Garza received a letter roughly two years ago inviting the group to perform in the New Year’s Day event in Vatican City, and he brought the idea to the board of directors, which primarily consists of band members’ parents.

With encouragement from the board, the group began to undertake a fundraising effort that extended over two school years and made it possible for each student to pay his or her own way for the trip.

Their efforts were rewarded when they stepped off the bus in Vatican City on a rainy and overcast New Year’s Day morning.

“We were worried because it was raining so much,” Garza said. “We kept the students on the bus while we waited for the parade and tried to figure out what to do. The moment they stepped off the bus, the rain stopped, and (it) stopped long enough for them to march to St. Peter’s Square.”

After the band marched, the rain poured down again as members waited under giant archways to perform between the New Year’s Day mass and the papal blessing. After what seemed to be divine intervention for the second time, the rain stopped just in time for the band to perform.

“It (the rain) started again after they finished,” Garza said, adding, “We couldn’t have planned it any better.”
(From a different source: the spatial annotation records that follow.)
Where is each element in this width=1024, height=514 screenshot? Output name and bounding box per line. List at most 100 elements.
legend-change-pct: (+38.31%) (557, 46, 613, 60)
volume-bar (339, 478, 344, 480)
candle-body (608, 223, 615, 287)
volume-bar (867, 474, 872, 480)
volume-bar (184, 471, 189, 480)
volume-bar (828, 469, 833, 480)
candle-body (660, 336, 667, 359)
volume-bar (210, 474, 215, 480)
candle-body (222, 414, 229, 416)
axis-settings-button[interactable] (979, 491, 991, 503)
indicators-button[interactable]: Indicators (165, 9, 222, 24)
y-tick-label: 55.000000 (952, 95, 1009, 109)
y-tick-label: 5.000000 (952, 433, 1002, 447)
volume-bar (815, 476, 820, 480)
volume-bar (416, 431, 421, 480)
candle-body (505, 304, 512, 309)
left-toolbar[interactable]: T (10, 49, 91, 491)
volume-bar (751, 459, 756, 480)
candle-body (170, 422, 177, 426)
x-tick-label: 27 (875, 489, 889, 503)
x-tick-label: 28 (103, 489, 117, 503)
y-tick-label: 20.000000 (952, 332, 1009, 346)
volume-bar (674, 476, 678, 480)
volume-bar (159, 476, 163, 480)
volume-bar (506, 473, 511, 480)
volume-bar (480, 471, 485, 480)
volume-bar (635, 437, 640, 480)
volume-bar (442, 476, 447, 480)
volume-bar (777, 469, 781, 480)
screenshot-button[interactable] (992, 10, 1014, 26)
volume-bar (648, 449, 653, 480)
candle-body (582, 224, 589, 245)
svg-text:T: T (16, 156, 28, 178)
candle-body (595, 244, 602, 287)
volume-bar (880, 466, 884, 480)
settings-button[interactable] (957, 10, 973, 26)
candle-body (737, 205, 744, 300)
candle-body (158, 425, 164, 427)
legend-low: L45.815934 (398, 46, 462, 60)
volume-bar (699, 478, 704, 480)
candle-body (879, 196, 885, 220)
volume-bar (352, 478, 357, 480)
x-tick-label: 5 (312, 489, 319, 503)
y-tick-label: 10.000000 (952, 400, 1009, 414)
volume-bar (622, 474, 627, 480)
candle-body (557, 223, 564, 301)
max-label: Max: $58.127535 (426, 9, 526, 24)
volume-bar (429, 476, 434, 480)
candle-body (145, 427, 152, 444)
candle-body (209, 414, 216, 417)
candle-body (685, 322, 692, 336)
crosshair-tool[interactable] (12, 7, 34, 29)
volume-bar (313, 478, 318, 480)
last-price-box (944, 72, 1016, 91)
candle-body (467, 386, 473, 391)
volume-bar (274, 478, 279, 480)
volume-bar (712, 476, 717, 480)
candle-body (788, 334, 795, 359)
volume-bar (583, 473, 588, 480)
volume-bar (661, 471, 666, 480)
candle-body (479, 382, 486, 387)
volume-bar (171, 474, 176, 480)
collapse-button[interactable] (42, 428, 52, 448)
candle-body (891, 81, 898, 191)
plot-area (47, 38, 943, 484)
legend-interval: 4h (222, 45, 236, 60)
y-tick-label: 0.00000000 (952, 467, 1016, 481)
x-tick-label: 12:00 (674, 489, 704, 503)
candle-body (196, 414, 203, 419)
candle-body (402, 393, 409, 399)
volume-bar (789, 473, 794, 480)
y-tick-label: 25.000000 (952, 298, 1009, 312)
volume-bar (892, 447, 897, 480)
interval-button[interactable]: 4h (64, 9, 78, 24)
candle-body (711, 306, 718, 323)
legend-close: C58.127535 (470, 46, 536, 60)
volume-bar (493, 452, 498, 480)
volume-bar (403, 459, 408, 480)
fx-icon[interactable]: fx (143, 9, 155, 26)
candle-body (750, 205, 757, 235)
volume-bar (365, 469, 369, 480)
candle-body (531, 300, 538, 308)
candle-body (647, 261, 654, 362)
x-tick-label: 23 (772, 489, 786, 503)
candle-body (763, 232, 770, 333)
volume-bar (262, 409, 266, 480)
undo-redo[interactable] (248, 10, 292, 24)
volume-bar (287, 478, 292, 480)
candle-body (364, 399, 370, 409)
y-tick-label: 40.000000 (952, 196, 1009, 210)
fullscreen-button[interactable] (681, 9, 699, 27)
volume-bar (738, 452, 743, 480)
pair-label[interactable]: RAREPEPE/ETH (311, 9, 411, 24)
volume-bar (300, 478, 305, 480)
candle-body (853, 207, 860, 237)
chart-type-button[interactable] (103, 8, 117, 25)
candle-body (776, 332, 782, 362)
For one student, the trip took an exciting, albeit nerve-wracking turn. St. Joseph High School graduate Ben Hughes, 19, was in the right place at the right time when approached to do a scripture reading during the first Sunday Mass of the new year.

“I was sitting in the last pew at (St. Peter’s Basilica) with my friends. A security guard was asking us where we were from, they said Wisconsin, and I said Illinois, as I live in Wadsworth,” said Hughes, now a freshman at University of Illinois. “He asked me if I wanted to do the second reading, and I was just speechless — my heart literally skipped a beat.”

After a little prodding by his friends, Hughes followed the security guard to the front of the church where he received a few lessons on where to stand, how to walk to the altar and when to bow.

“I got to sit in the front by the choir,” he said. “My reading was the only English part in the all-Latin Mass. What I didn’t know until later was that my reading was broadcast all through St. Peter’s Square on large television monitors in front of thousands of people. I’m glad I didn’t know that until afterward because I would have been too nervous that I would make a mistake.”

Garza hopes to return to Italy one day, but this first CYO band trip always will be a beautiful memory. Despite the long hours traveling and performing, the students and chaperones were pleasant and considerate.

“It was absolutely one of the coolest things, we had smiles all along the whole trip from everyone,” he said.